To me, Christmases past always seem better, happier and more promising than present ones. Either we were more innocent back then or the times were. For us (kings, editors and identical twins get to use the first person plural when speaking of themselves) the excitement of the holidays began in late November and lasted into the coming year, and it began not with shopping riots but with our letters to “Santa Klaus,” in which we usually fudged a bit about being good and helping mom, and solemnly promised to stop calling each other stupid idiots (even if she really was one).
Though we clearly doubted the existence of that book of names with checkmarks, we weren’t taking any chances. Santa had spies everywhere. Even in Milwaukee. After heaping praises on ourselves, we would solicit a present – two, if we felt the first part was convincing enough. A lot of thought went into what we chose, as once the letters went out, that was it. There was also the obligatory offer of milk and cookies for Santa and the elves but, as father pointed out, straw for eight reindeer just wasn’t practical in December.
We adored making Christmas cookies because we could dip into the chocolate chips, coconut, sprinkles and maraschino cherries while laboring away, and lick out the utensils later without thoughts of fat grams and cavities. Also, broken cookies had to go somewhere. And every day there was a race to the door when the mailman came with a fistful of Christmas cards bearing scenes of snow, the Holy Family or Christmas trees, sometimes all three together.
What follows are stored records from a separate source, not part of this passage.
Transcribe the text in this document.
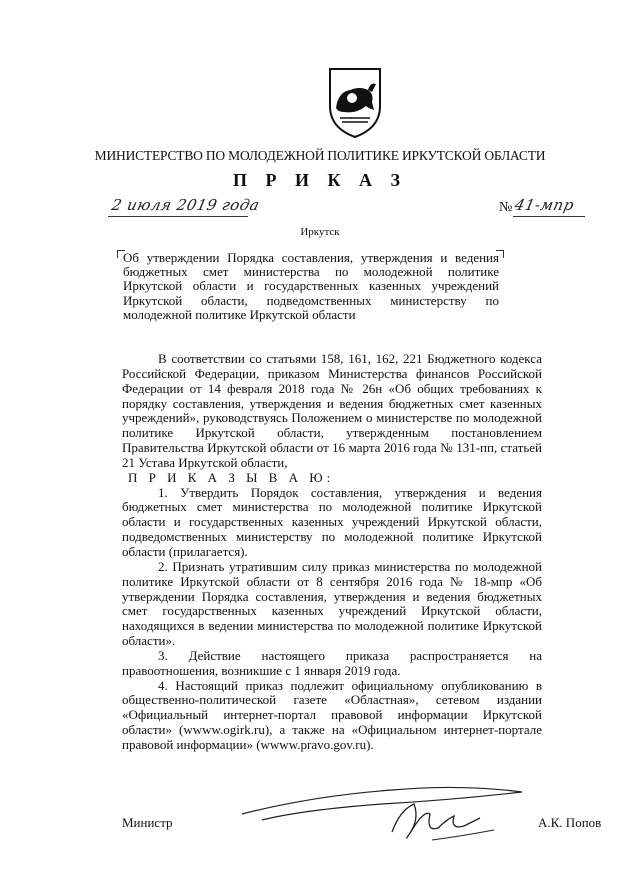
МИНИСТЕРСТВО ПО МОЛОДЕЖНОЙ ПОЛИТИКЕ ИРКУТСКОЙ ОБЛАСТИ
П Р И К А З
2 июля 2019 года	№ 41-мпр
Иркутск
Об утверждении Порядка составления, утверждения и ведения бюджетных смет министерства по молодежной политике Иркутской области и государственных казенных учреждений Иркутской области, подведомственных министерству по молодежной политике Иркутской области

В соответствии со статьями 158, 161, 162, 221 Бюджетного кодекса Российской Федерации, приказом Министерства финансов Российской Федерации от 14 февраля 2018 года № 26н «Об общих требованиях к порядку составления, утверждения и ведения бюджетных смет казенных учреждений», руководствуясь Положением о министерстве по молодежной политике Иркутской области, утвержденным постановлением Правительства Иркутской области от 16 марта 2016 года № 131-пп, статьей 21 Устава Иркутской области,

П Р И К А З Ы В А Ю:

1. Утвердить Порядок составления, утверждения и ведения бюджетных смет министерства по молодежной политике Иркутской области и государственных казенных учреждений Иркутской области, подведомственных министерству по молодежной политике Иркутской области (прилагается).

2. Признать утратившим силу приказ министерства по молодежной политике Иркутской области от 8 сентября 2016 года № 18-мпр «Об утверждении Порядка составления, утверждения и ведения бюджетных смет государственных казенных учреждений Иркутской области, находящихся в ведении министерства по молодежной политике Иркутской области».

3. Действие настоящего приказа распространяется на правоотношения, возникшие с 1 января 2019 года.

4. Настоящий приказ подлежит официальному опубликованию в общественно-политической газете «Областная», сетевом издании «Официальный интернет-портал правовой информации Иркутской области» (wwww.ogirk.ru), а также на «Официальном интернет-портале правовой информации» (wwww.pravo.gov.ru).

Министр	А.К. Попов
Cards came from as far away as the old country and as close as next door, because it was embarrassing to meet your neighbors on the street if you hadn’t sent them a Christmas card. Cards were cherished, and visitors to the house had to view them all. There were also the carols, those glorious songs of old. We sang them in school, in choir, at Brownie meetings.
They reminded us of the reason for Christmas, even if we didn’t understand all the words. Who was Harold Angel and how do you hark? And what’s to dismay, merry gentlemen? By the time Christmas came around, so did the cold and snow. Every year we experienced the blizzard of the century, but instead of a white Christmas we had a sooty gray one from living near a coal fired power plant.
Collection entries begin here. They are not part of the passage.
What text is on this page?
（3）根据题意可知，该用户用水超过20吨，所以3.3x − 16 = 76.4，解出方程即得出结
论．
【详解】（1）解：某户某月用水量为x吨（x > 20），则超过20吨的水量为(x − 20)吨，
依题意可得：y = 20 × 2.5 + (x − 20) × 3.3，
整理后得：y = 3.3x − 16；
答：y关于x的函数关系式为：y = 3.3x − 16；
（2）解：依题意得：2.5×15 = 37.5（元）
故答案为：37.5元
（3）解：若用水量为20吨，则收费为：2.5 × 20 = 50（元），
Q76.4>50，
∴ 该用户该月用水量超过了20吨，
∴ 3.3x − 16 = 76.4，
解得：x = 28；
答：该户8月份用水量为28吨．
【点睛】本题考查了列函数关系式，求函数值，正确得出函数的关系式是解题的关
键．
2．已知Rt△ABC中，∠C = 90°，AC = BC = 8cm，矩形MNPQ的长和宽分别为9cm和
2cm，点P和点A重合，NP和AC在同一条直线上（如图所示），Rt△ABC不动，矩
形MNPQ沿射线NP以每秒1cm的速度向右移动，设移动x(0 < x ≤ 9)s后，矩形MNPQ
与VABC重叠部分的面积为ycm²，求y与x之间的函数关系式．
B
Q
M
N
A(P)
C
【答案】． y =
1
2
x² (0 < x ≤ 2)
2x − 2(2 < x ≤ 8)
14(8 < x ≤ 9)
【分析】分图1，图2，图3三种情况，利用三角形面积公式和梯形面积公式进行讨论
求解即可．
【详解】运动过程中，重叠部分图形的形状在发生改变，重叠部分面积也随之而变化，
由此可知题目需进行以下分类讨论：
The wind whipping off Lake Michigan would create dunes so high they covered half the front door. It was wonderful. We didn’t care if we had colored snowmen; we loved conquering those snow mountains. Then came the day when father arrived home from work with the Christmas basket filled with oranges, nuts, fruitcake and other exotic things nestled in shredded cellophane. What fun to dig through the basket looking for the box of chocolates that was always hidden at the bottom! We couldn’t understand father’s griping that a raise would be better than another bushel basket.
The day before Christmas, we had to stay “out of the way,” which meant playing under the kitchen table, where we set up a whole city with trains, cars and cutout dolls. The chairs served as buildings while the table was the station with tracks extending from one end to the other. On that afternoon the living room was off limits while father alone had the privilege of helping Santa put up the tree, though we could hear them talking and I swear that Santa Klaus spoke with the same Bavarian accent as father.
At last, it was Christmas Eve, and we could barge into the living room for our presents: board games, kits for making bead jewelry, books, things to keep us occupied until the April thaw. We could hardly wait to play the games, string the beads and read the books. Memorable, too, were the Christmas lights that threaded all the way up to the top of the tree, and how father would have to get out the stepladder to replace the upper ones that always seemed to burn out. Just as he got the ladder folded up again, someone would say, “Not a green one; the one below it is blue.” And father would make another trip up the ladder with a red or yellow light.
What a pretty tree that was, with all those colored lights. Maybe those years weren’t so innocent after all, what with hot wars and cold wars and families separated by great distances. The cold and snow that delighted us caused suffering for others, and perhaps we just weren’t aware of commercialism back then. Maybe ignorance was our bliss. Whatever. It just doesn’t seem the same today.
Happy holidays anyway, to all our readers.